Experiments in Cavity QED: Exploring the Interaction of Quantized Light with a Single Trapped Atom

Abstract

The experiments discussed in this thesis focus on the interaction of a single trapped atom with the single mode of a high-finesse optical cavity, in the regime of strong coupling. Chapter 1 gives a brief introduction, after which Chapter 2 describes our recent measurements of the transmission spectrum of the atom-cavity system. The spectrum exhibits a clearly resolved vacuum-Rabi splitting, in good quantitative agreement with theoretical predictions.
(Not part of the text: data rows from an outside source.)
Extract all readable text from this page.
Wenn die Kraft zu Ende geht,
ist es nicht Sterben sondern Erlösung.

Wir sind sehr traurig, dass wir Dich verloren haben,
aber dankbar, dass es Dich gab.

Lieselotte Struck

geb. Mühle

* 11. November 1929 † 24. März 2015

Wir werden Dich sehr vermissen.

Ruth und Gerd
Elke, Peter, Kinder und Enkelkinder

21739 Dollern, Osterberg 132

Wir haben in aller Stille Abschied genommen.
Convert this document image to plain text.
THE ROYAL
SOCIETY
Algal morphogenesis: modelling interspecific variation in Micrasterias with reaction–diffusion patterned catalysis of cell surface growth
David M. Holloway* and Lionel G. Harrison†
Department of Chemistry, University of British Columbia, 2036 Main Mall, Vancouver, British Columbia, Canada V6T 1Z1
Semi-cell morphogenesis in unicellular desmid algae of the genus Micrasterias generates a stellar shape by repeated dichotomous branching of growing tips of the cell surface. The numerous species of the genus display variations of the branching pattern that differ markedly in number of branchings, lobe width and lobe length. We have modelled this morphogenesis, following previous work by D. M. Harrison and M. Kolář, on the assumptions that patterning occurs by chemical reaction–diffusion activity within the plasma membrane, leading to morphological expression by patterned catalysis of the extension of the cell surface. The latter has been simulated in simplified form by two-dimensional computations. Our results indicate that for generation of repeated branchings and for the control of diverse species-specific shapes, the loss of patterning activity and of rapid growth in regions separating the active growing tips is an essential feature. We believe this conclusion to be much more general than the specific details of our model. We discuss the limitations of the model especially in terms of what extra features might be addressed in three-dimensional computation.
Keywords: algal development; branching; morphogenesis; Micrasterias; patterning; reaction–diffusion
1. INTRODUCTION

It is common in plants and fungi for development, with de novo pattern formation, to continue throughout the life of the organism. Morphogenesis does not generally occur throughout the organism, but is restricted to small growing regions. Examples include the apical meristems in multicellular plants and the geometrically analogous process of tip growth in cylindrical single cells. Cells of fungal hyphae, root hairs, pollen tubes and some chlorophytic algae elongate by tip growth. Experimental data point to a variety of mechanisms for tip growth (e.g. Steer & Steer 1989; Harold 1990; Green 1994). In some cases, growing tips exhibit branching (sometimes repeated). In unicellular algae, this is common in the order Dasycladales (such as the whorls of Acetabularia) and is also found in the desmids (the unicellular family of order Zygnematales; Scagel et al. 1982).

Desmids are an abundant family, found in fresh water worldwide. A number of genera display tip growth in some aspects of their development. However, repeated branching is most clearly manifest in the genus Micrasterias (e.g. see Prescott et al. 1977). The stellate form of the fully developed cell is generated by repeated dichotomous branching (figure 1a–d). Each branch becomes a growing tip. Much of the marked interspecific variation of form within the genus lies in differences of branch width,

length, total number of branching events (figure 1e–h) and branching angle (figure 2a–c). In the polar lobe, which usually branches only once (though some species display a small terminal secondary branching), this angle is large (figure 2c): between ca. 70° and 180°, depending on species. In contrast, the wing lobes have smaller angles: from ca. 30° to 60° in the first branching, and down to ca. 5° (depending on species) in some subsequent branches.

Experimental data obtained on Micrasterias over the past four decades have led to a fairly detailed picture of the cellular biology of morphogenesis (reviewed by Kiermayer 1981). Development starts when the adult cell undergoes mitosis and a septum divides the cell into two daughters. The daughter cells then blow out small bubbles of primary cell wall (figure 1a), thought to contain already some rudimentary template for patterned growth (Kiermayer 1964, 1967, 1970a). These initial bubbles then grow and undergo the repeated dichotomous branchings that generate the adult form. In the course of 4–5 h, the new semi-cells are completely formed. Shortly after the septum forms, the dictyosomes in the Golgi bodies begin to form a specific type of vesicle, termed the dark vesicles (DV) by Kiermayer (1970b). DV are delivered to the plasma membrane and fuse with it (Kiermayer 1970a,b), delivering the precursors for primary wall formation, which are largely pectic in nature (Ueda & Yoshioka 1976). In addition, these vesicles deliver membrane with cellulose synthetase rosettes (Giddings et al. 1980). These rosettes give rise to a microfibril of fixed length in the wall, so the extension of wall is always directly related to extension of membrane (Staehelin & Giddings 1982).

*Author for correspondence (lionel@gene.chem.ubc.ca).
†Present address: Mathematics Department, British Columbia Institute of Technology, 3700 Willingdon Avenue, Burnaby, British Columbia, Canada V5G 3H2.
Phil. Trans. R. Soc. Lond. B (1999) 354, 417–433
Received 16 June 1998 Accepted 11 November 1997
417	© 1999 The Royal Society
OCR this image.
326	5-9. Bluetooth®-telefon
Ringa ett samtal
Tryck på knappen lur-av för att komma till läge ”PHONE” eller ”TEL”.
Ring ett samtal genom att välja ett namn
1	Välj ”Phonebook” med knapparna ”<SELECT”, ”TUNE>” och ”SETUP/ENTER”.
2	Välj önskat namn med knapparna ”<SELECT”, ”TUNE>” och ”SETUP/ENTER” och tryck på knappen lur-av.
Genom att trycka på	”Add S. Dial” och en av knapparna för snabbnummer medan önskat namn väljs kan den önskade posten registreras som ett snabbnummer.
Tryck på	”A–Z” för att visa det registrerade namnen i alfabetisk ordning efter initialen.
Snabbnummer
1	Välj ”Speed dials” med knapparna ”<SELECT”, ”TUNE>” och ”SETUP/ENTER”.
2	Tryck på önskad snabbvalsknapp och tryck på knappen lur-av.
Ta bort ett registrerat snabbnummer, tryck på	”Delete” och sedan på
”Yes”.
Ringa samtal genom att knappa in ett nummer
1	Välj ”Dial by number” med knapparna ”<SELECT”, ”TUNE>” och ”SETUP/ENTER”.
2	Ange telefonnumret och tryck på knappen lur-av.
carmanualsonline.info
A new Raman scheme for cooling atomic motion along the cavity axis enables a complete spectrum to be recorded for an individual atom trapped within the cavity mode, in contrast to all previous measurements of this type that have required averaging over 10^3-10^5 atoms. Chapter 3 discusses our observations of photon blockade for the transmitted light in the presence of one trapped atom. Excitation of the atom-cavity system by a first photon blocks the transmission of a second one, thereby converting an incident Poissonian stream of photons into a sub-Poissonian, anti-bunched stream, as confirmed by measurements of the photon statistics of the transmitted field. The intensity correlations of the cavity transmission also reveal the energy distribution for oscillatory motion of the trapped atom. Chapter 4 details a set of simple but necessary measurements of relevant experimental parameters such as cavity geometry, linewidth, mirror properties, birefringence, and detection efficiency. The thesis concludes with Appendix A, describing the efficient laser setup we use for our magneto-optical traps.